🤖 AI Summary
Addressing the inherent trade-off between knowledge acquisition and catastrophic forgetting in continual learning of large language models (LLMs) under dynamic environments, this paper proposes Adaptive Iterative Model Fusion (AIMF). Methodologically, AIMF introduces two key innovations: (1) a differentiable merging controller that dynamically monitors learning–forgetting signals along training trajectories to adaptively determine optimal merging timing and frequency; and (2) a knowledge-selective fusion module that jointly integrates replay mechanisms with weighted model fusion. Crucially, AIMF eliminates the need for manually predefined merging policies. Evaluated across multiple model scales and three major continual learning benchmarks, AIMF consistently outperforms state-of-the-art methods, achieving average relative improvements of 80% in forward transfer (FWT) and 59% in backward transfer (BWT).
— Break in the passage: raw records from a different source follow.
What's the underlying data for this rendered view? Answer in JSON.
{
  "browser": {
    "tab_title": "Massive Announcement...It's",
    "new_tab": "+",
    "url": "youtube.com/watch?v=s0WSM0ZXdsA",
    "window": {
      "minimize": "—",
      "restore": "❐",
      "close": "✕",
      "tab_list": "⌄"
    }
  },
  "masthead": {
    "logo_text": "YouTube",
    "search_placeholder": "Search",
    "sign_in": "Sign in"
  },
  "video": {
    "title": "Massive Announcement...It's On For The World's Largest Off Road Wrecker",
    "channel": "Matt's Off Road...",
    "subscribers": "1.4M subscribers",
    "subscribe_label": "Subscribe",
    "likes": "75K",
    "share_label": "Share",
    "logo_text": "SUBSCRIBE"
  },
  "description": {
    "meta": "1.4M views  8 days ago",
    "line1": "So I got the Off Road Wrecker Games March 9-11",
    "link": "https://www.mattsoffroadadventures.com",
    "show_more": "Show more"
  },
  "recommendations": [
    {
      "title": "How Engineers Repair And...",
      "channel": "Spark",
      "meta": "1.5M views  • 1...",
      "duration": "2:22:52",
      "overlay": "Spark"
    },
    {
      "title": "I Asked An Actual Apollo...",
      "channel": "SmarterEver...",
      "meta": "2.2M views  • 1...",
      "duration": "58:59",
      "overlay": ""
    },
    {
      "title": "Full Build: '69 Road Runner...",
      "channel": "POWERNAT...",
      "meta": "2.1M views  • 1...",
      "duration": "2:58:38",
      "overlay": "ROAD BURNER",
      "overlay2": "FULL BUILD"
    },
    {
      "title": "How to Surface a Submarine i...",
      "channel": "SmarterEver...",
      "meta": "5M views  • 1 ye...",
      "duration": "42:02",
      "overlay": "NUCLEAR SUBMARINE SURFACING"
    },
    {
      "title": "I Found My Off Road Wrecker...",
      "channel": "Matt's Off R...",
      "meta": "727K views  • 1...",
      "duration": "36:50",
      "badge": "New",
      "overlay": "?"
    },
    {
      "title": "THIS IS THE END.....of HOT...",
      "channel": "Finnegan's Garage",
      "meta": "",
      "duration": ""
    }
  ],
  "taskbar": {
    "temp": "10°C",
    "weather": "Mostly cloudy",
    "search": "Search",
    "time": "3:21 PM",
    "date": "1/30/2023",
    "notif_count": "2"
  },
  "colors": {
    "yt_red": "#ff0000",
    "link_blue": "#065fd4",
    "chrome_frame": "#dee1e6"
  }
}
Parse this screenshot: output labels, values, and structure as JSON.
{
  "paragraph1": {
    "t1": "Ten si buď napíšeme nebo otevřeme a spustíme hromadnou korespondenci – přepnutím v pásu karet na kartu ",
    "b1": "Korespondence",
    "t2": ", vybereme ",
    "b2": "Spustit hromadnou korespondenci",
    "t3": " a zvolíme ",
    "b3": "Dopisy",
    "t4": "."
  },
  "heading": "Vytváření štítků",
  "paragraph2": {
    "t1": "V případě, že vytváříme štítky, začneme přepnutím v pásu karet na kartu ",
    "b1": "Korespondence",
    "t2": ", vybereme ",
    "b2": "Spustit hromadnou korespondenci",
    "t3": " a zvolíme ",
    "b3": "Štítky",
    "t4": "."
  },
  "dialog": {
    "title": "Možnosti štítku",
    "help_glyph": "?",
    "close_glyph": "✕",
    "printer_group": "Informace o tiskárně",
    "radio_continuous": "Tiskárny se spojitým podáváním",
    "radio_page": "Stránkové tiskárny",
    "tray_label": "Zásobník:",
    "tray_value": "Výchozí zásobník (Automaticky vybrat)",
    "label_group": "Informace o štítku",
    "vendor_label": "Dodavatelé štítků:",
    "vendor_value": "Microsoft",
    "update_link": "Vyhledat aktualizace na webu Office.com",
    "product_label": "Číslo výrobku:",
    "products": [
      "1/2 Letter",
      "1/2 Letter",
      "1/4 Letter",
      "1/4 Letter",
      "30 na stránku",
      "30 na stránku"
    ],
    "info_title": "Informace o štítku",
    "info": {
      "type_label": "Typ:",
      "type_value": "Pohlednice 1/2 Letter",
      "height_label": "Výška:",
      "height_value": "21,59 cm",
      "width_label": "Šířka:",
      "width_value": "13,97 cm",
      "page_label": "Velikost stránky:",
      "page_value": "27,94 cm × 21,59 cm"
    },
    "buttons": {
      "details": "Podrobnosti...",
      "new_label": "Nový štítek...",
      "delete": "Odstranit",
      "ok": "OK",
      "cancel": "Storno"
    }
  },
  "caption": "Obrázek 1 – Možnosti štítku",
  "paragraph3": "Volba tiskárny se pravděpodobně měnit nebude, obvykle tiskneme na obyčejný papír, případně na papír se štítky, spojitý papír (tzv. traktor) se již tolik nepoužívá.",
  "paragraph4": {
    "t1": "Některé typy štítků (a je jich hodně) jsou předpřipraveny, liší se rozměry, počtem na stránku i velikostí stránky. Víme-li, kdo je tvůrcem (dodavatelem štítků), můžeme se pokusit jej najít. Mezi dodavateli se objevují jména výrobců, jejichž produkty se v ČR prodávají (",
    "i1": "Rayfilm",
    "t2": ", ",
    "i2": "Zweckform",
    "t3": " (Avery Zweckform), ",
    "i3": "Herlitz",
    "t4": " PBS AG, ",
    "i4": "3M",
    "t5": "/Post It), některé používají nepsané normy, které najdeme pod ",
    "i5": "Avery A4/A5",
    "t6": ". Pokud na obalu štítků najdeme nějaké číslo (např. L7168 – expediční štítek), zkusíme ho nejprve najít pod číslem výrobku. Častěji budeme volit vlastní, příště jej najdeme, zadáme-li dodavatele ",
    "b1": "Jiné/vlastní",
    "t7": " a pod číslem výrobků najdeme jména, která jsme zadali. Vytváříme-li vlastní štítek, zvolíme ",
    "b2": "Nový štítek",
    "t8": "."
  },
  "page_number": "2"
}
These results demonstrate significantly enhanced robustness and adaptability of LLMs in dynamic, non-stationary environments.
📝 Abstract
Continual learning (CL) is essential for deploying large language models (LLMs) in dynamic real-world environments without the need for costly retraining. Recent model merging-based methods have attracted significant attention, but they still struggle to effectively manage the trade-off between learning new knowledge and preventing forgetting, a challenge largely stemming from suboptimal number of merges and merging frequency. In this paper, we introduce Adaptive Iterative Model Merging (AimMerging), a novel CL framework that utilizes learning and forgetting signals from the training trajectory to dynamically monitor the model's training status. Guided by dynamic monitoring, the training trajectory-guided merge controller adaptively determines the timing and frequency of iterative fusion, while the rehearsal-based knowledge fusion module computes the merging weights and executes the fusion. Comprehensive experiments on three CL benchmarks with various model sizes (from 770M to 13B) demonstrate that AimMerging achieves significant performance improvements over existing state-of-the-art methods, with an average relative improvement of 80% and 59% on FWT and BWT, respectively. The source code is provided for reproducibility.